For the discussion of this topic, let us use an example where one hundred hypertensive patients are prescribed an antihypertensive agent. To assess the efficacy of the treatment, BP recordings are taken before and after treatment. One way of reporting the effectiveness of the treatment would be to list all subjects’ BPs before and after treatment in a table. It would obviously be extremely difficult for an observer to assess whether the treatment had been successful. Summing all the BP values before treatment and dividing by the number of observations would provide an average value for the pre-treatment BP; the same could be done for post-treatment. Instead of long lists we would only have to compare two values. The averages pre- and post-treatment could then be compared and an assessment made as to whether the difference was meaningful.
Mean and Median
Figure 1. The distribution of body weights of over 700 dialysis patients (bars) and the cumulative percentage frequency (line)
Figure 1 shows a histogram of the distribution of body weights of over 700 dialysis patients (bars) and the cumulative percentage frequency (line). Imagining a line drawn through the upper points of the bars would produce a “bell shaped” curve; data that have this sort or distribution are called normal distributions. We can calculate the mean (sum of all values divided by the number of observations) and find the value 56.4 kg. To find the median we determine the value for weight that divides the population into two equal halves as shown by the arrow dropping from the cumulative frequency line; the actual value is 55.2 kg. Typically, for such normally distributed data the median and mean are very similar.

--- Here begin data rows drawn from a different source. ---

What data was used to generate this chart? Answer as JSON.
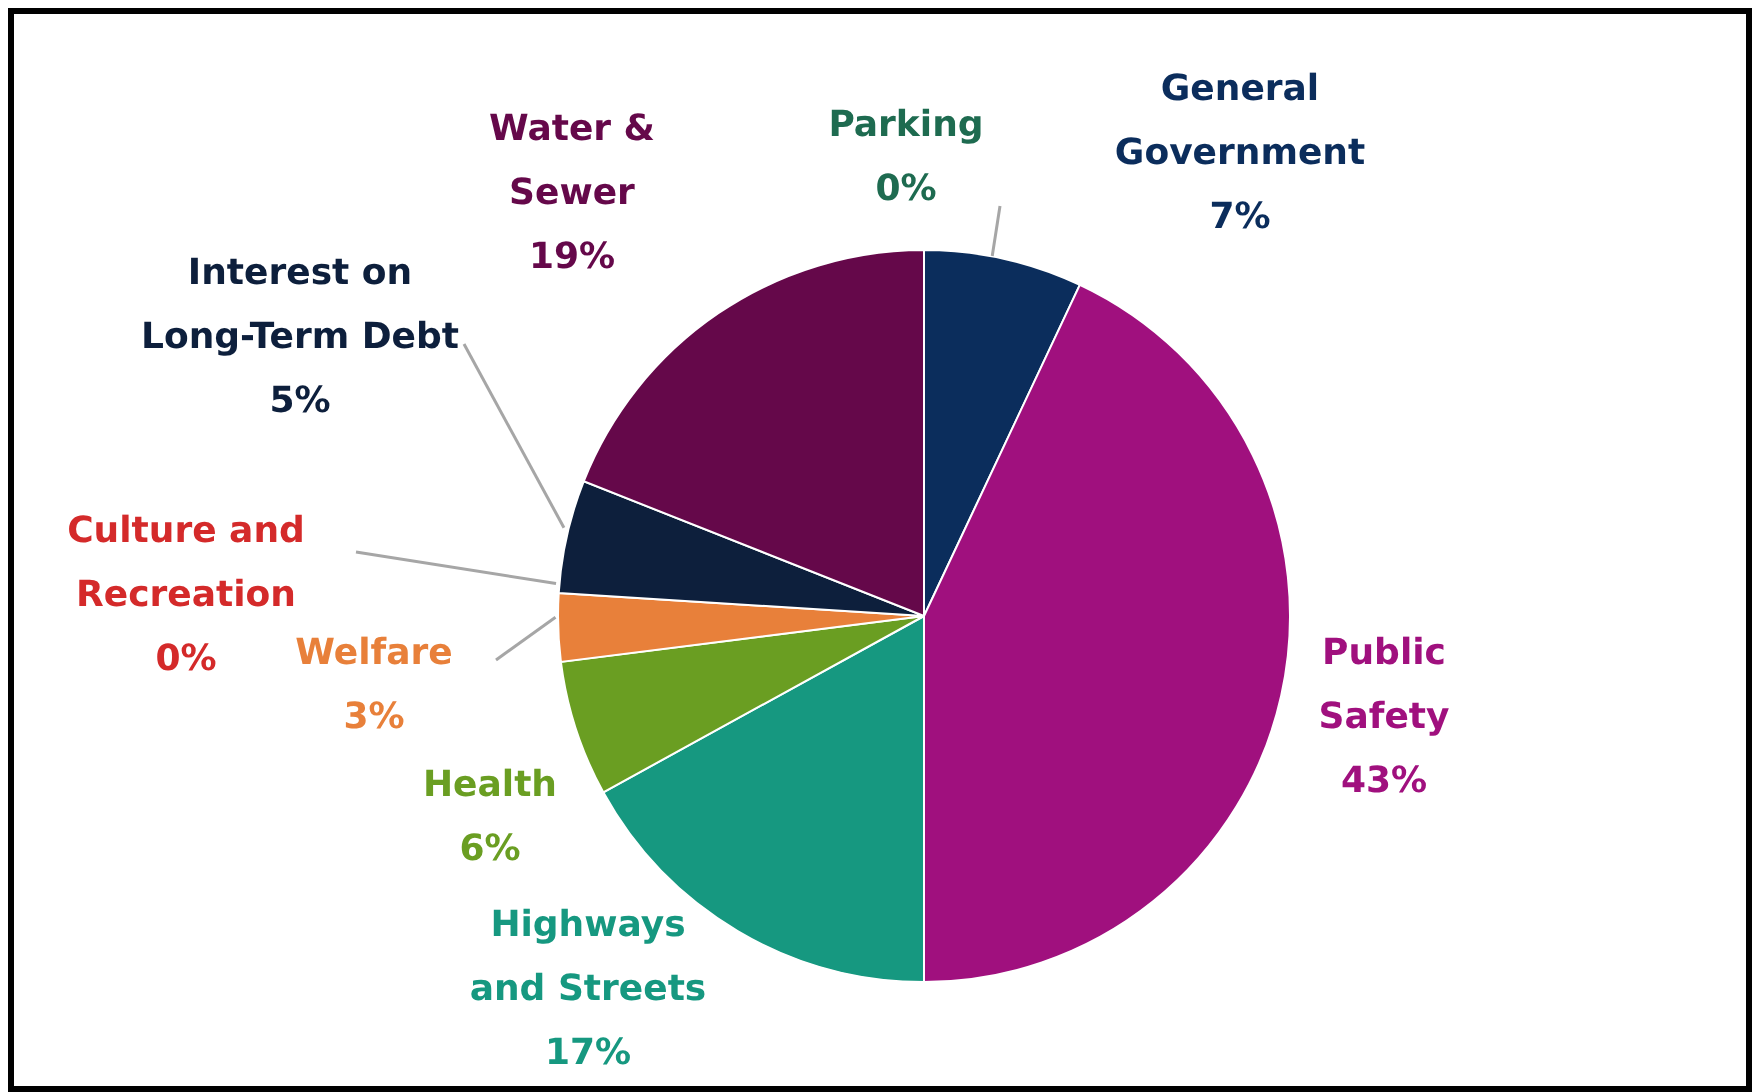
{
  "chart_data": {
    "type": "pie",
    "categories": [
      "Parking",
      "General Government",
      "Public Safety",
      "Highways and Streets",
      "Health",
      "Welfare",
      "Culture and Recreation",
      "Interest on Long-Term Debt",
      "Water & Sewer"
    ],
    "values": [
      0,
      7,
      43,
      17,
      6,
      3,
      0,
      5,
      19
    ],
    "colors": [
      "#1e6b50",
      "#0b2d5c",
      "#a0107e",
      "#169880",
      "#6a9e22",
      "#e8803a",
      "#d42a2a",
      "#0d1f3c",
      "#65084a"
    ],
    "value_labels": [
      "0%",
      "7%",
      "43%",
      "17%",
      "6%",
      "3%",
      "0%",
      "5%",
      "19%"
    ]
  }
}
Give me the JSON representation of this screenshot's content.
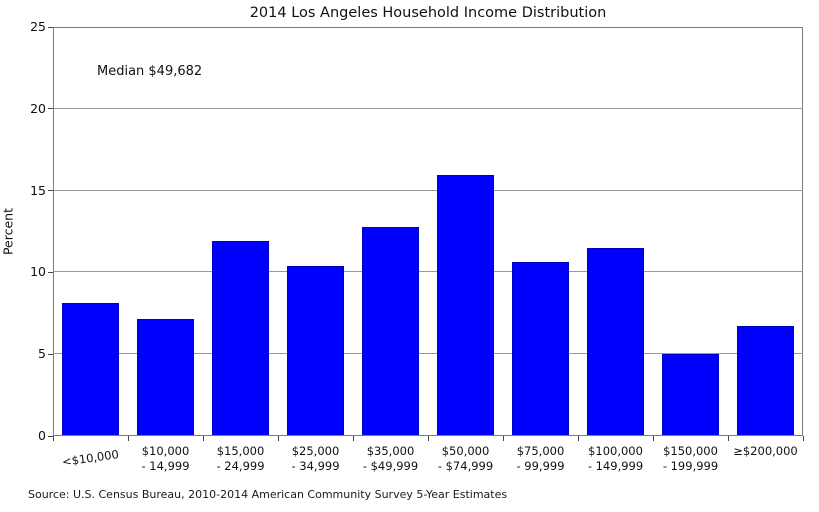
{
  "annotation": "Median $49,682",
  "source": "Source: U.S. Census Bureau, 2010-2014 American Community Survey 5-Year Estimates",
  "colors": {
    "bar": "#0000ff",
    "bar_edge": "#0000c0",
    "grid": "#9a9a9a",
    "frame": "#7b7b7b",
    "text": "#111111",
    "background": "#ffffff"
  },
  "chart_data": {
    "type": "bar",
    "title": "2014 Los Angeles Household Income Distribution",
    "xlabel": "",
    "ylabel": "Percent",
    "ylim": [
      0,
      25
    ],
    "yticks": [
      0,
      5,
      10,
      15,
      20,
      25
    ],
    "grid": true,
    "legend": false,
    "categories": [
      "<$10,000",
      "$10,000\n- 14,999",
      "$15,000\n- 24,999",
      "$25,000\n- 34,999",
      "$35,000\n- $49,999",
      "$50,000\n- $74,999",
      "$75,000\n- 99,999",
      "$100,000\n- 149,999",
      "$150,000\n- 199,999",
      "≥$200,000"
    ],
    "values": [
      8.1,
      7.1,
      11.9,
      10.4,
      12.8,
      16.0,
      10.6,
      11.5,
      5.0,
      6.7
    ],
    "annotations": [
      "Median $49,682"
    ],
    "bar_color": "#0000ff"
  }
}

Figure 2. The population from above including a small number of patients with high body weights.
Dispersion about the center
Although measures of center provide useful summary information about a data set, they tell us nothing about how the data are dispersed. One way of indicating data dispersion would be to report the range of data values – lowest and highest. In Figure 1 the weights range from 19.94 to 94.8 kg so the data set could be summarized by reporting the median and the range as 55.2 (range: 19.4‑94.8). For the data set in Figure 2 the report would be 55.8 (range: 19.94-180).
Other measures of dispersion are the variance and the standard deviation (SD: = √variance). The variance and SD are calculated from standard statistical formulas. To illustrate this we will use two sets of data as shown in the table.
The data sets are quite similar except that set 2 includes 2 more extreme values. We can see the effect of these differences by expressing the mean, variance and standard deviations for the two series:
For Set 1
Mean = 5.578947
Variance = 7.085873
Standard deviation = ± 2.734873
And for Set 2
Mean = 8.315789
Variance = 62.00585
Standard deviation = ±7.874379
Note the ± sign before the SD; this indicates the dispersion of values above and below the mean.
The very much larger variance and standard deviation of Set 2 indicate the greater dispersion of the data around the mean than for Set 1. As we will see later, the variance is very important when comparing the means of two or more data sets. The means and SD are shown in graphical form in Figure 3.